On 3/20/2019 6:53 AM, Otto Kekäläinen wrote:
1. Try adding "unknown_address_reject_code = 553" in main.cf. This is a
wise choice in any case.
2. Use a better mail client which handles multiple recipient mail more
robustly.
Thanks for the pointers!
I added the 553 reject code, but unfortunately it does not seem to help.
My client is msmtp and the SMTP session looks like this:
cat mail.txt | msmtp -a default -X mail.log --debug -t
<-- 220 REDACTED ESMTP Postfix (Ubuntu)
--> EHLO localhost
<-- 250-REDACTED
<-- 250-PIPELINING
<-- 250-SIZE 10240000
<-- 250-VRFY
<-- 250-ETRN
<-- 250-STARTTLS
<-- 250-ENHANCEDSTATUSCODES
<-- 250-8BITMIME
<-- 250 DSN
--> MAIL FROM:<REDACTED>
--> RCPT TO:<o...@linux.com>
--> RCPT TO:<REDACTED>
--> DATA
<-- 250 2.1.0 Ok
<-- 250 2.1.5 Ok
<-- 553 5.1.2 <REDACTED>: Recipient address rejected: Domain not found
msmtp: recipient address REDACTED not accepted by the server
msmtp: server message: 553 5.1.2 <REDACTED>: Recipient address
rejected: Domain not found
msmtp: could not send mail (account default from /etc/msmtprc)
So if the blame is on the client, what replacements for msmtp do you recommend?

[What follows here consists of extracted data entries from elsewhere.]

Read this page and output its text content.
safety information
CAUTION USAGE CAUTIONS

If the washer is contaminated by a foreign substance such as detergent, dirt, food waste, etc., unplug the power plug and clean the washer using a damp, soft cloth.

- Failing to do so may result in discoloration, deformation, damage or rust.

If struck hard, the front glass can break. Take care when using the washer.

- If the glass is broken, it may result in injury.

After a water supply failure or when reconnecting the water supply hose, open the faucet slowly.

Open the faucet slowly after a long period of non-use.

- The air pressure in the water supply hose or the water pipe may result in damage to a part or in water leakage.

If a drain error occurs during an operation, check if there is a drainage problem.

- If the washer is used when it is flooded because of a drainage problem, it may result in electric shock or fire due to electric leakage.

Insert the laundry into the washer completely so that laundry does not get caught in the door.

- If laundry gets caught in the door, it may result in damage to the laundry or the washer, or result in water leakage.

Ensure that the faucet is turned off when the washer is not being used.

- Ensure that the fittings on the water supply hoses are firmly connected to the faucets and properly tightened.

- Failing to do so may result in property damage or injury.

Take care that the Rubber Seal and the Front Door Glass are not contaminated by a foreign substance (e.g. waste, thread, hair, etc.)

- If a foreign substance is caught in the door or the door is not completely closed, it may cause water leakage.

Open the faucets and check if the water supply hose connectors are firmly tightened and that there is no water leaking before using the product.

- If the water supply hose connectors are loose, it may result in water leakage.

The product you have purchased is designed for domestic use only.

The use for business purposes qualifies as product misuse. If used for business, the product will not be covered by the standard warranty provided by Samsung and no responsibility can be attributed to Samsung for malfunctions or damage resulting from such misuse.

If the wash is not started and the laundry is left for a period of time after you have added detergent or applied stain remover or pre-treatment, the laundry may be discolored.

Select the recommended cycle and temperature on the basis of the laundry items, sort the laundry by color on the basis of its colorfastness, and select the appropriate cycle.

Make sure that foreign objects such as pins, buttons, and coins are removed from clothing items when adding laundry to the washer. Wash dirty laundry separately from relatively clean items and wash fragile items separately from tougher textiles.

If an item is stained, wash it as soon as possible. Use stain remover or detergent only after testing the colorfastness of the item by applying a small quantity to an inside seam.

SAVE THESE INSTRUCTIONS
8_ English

The few smtp command line clients I know of all fail on a rejected
recipient. This is probably appropriate for an interactive command,
to give immediate feedback. Same thing with desktop clients such as
Thunderbird. But none of them seem to have an option to ignore
errors, which is a shortcoming.
"Real" SMTP MTAs will continue with the next recipient.
Probably your best bet is to find a [perl, java, php, etc.] smtp
script and hack it to continue with the next recipient when one is
rejected, which shouldn't be too hard.